Track out of memory
===================

When speaking about memory in HPC, one of the main issue which can arise is
being killed on the computation node due to beeing **out of memory**.

MALT cannot be triggered at the exect moment of the **out of memory** being
triggered. This, because at that moment the application (and the instrumentation)
tool cannot do anything more than being killed.

But MALT can trigger a dump of the profile a little bit before by playing with
some software threasholds so you can in post-mortem analyse the profile as usual.

Available options
-----------------

You can play with the options from the **dump** group of options.

.. table:: Table of metrics
   :widths: auto

   =======================   ================================================
      Option                     Short description
   =======================   ================================================
   `on-signal`               Dump on signal.

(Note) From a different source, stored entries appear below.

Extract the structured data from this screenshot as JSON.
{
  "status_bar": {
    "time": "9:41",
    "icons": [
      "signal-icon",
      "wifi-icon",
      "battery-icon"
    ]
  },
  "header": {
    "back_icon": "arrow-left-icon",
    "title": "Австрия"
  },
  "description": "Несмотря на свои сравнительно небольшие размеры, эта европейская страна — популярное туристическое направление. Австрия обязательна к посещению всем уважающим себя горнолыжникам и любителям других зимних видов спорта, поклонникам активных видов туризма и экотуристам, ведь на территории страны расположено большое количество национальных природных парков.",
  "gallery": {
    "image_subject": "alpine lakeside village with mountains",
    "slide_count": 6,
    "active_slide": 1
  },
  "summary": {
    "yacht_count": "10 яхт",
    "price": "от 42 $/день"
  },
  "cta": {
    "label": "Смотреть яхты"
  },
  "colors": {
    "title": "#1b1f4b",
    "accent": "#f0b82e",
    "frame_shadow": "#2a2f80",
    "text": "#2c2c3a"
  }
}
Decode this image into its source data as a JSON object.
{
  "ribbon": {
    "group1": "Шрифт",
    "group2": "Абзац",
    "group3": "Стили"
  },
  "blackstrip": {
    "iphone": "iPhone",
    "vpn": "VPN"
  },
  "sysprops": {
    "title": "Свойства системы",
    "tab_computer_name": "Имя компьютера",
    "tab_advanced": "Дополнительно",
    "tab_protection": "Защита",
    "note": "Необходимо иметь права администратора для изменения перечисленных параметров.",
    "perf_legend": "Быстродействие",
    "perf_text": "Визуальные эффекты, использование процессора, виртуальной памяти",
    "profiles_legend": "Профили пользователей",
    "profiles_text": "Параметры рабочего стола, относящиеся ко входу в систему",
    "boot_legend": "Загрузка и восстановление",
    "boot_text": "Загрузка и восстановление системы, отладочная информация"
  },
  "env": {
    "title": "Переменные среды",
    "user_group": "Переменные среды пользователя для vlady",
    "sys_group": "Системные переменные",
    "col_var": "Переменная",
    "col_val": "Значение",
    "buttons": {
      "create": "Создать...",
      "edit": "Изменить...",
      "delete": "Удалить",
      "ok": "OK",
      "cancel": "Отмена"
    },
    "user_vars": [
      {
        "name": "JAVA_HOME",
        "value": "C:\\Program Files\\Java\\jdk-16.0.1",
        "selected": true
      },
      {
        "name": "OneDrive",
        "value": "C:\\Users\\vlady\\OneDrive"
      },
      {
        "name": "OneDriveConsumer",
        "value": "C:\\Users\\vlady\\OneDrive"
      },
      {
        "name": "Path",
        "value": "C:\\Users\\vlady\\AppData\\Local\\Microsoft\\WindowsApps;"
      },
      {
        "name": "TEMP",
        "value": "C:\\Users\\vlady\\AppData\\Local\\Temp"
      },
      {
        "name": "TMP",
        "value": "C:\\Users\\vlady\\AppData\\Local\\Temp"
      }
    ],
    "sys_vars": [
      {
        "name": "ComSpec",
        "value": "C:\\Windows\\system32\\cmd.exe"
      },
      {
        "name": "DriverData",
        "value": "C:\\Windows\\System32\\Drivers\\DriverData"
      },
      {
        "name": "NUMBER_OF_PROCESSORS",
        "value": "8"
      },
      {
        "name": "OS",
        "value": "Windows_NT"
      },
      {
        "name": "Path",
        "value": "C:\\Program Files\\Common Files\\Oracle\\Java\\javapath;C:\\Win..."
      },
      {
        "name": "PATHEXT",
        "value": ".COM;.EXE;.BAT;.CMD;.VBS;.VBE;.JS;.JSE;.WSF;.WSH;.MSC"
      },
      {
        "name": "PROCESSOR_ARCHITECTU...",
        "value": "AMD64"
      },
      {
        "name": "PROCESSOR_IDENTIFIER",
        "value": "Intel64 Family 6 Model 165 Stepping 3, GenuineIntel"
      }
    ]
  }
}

Can be comma separated list from SIGINT, SIGUSR1,
   `after-seconds`           Dump after X seconds (limited to only one time)
   `on-sys-full-at`          Dump when system memory become full at x%, xG, xM, xK, x  (empty to disable).
   `on-app-using-rss`        Dump when RSS of the app reach the given limit in %, G, M, K (empty to disable).
   `on-app-using-virt`       Dump when Virtual Memory of the app reach limit in %, G, M, K (empty to disable).
   `on-app-using-req`        Dump when Requested Memory of the app reach limit in %, G, M, K (empty to disable).
   `on-thread-stack-using`   Dump when one stack reach limit in %, G, M, K (empty to disable).
   `on-alloc-count`          Dump when number of allocations reach limit in G, M, K (empty to disable).
   `watch-dog`               Run an active thread spying continuouly the memory of the app, not only sometimes.
   =======================   ================================================

recommended approch
-------------------

One recommended way if to play with `dump:on-sys-full-at` and `dump:watch-dog`.
The first option permits de define a threashold when to dump base on the system
memory. The good point is that is also work in a multi-process environnement.

As the system memory is looking at the **physical memory** (**rss**) consumption of the app
if requires to be dynamically tracked via a **wathdog** thread as the peak can be reached
between two calls of malloc which can let MALT missing it before being killed.

For the option `dump:on-sys-full-at`, select a value below `100%` as there can be
side effects before reaching the max (swap....). Also MALT will use a bit a memory
to dump the profile so you need some margins. By experience, **80%** looks a good value.

.. code-block:: shell

    malt -o dump:watch-dog=true -o dump:on-sys-full-at=80% ./my_oom_program

Look in the profile
-------------------

When looking in the profile, you can get the memory used a peak time with the metric
**Global Peak Memory**.